Children in group homes often come with a “broken” stigma attached to them as well as variety of complex psychological issues, having experienced trauma, neglect, or abuse. These children’s behavior, albeit sometimes challenging, is often a manifestation of these experiences. When counselors shift blame onto these children, it not only absolves them of their role in guiding positive behavioral changes, but it also reinforces a sense of self-blame and guilt in the child.
Be a light in a Child’s life and report abuse to the correct authorities.
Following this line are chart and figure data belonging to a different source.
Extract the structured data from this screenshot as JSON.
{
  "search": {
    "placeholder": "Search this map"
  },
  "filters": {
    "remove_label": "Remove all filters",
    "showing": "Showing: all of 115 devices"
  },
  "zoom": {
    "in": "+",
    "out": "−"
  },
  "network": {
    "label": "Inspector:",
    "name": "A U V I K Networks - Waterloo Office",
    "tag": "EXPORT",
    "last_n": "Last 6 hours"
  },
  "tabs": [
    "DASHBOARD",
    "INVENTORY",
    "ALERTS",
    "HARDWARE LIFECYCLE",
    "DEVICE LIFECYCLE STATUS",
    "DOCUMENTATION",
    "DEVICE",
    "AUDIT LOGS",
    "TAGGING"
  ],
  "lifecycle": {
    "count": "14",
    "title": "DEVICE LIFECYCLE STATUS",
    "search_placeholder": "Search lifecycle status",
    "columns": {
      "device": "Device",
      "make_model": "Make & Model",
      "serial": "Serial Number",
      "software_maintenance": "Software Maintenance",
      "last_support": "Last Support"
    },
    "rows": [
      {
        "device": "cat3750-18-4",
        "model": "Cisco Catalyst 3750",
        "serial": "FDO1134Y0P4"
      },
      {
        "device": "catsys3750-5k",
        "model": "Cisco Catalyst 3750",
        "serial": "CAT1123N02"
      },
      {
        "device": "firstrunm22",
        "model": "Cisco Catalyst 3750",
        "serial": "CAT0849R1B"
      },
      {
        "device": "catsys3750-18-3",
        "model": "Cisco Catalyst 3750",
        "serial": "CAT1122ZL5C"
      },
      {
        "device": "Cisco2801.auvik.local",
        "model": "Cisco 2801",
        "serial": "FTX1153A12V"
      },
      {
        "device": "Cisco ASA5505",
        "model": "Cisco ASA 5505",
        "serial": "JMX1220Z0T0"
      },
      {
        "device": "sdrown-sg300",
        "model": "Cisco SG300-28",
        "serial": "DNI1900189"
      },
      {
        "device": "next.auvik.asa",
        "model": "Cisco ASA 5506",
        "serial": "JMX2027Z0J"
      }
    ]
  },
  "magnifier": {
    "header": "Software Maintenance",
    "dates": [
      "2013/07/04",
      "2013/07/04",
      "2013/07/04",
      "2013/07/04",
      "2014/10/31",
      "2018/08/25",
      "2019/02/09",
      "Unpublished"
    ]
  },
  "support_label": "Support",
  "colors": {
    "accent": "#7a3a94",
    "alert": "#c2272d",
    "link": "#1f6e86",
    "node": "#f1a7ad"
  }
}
If you are concerned that someone you know is being isolated by an abuser, there are a few things you can do to help. You can offer your support and friendship, and you can encourage the victim to reach out for help from a trusted adult or professional. You can also report the abuse to the authorities. It is important to remember that you are not alone. There are people who care about you and who want to help. If you are being abused, please reach out for help. There is no shame in asking for help, and it is the first step on the road to recovery.
Blame Shifting From Adults To Children, Particularly In These Settings, Can Be Understood From Various Psychological And Sociological Perspectives.
- Defense mechanism: From a psychological point of view, blame shifting can often be seen as a defense mechanism. Adults, especially those working under stressful conditions, may unconsciously project their own feelings of frustration or inadequacy onto the children for whom they are caring. This projection, when combined with an inappropriate attribution of responsibility to the child, can result in a blame-shifting dynamic.
- Power dynamics: Blame shifting is also a reflection of power dynamics. Adults typically have more authority in a child’s life, and this power can be misused to shift responsibility for negative situations onto children, who are less able to defend themselves. This can lead to a cycle of blame and guilt that reinforces negative behavioral patterns.
- Avoidance of accountability: Shifting blame onto children may also be a way for adults to avoid taking responsibility for their own actions or failings. This might be particularly pronounced in situations where adults are dealing with high levels of stress and inadequate resources, and they might find it easier to blame children rather than addressing the more systemic issues at play.
- Societal attitudes: Societal attitudes towards children and their behavior can also contribute to blame shifting. If society tends to view certain behaviors as inherent to the child rather than a response to their environment or experiences, it becomes easier for adults to attribute blame to the child.
This blame shifting can have significant effects on children. It can lead to feelings of guilt and shame, damage their self-esteem, and disrupt their development of healthy coping mechanisms. Moreover, it may discourage children from seeking help when they are being mistreated, as they may fear being blamed or not being believed.
Here are resources that you may find helpful:
- The National Domestic Violence Hotline: https://www.thehotline.org/
- Child help USA: https://www.childhelp.org/hotline/
- The Rape, Abuse & Incest National Network (RAINN): https://www.rainn.org/
Children often look for outlets using whatever resources are within their reach. In Michael’s case, he bought a joke book. He enjoyed making people laugh and loved the attention that it brought him.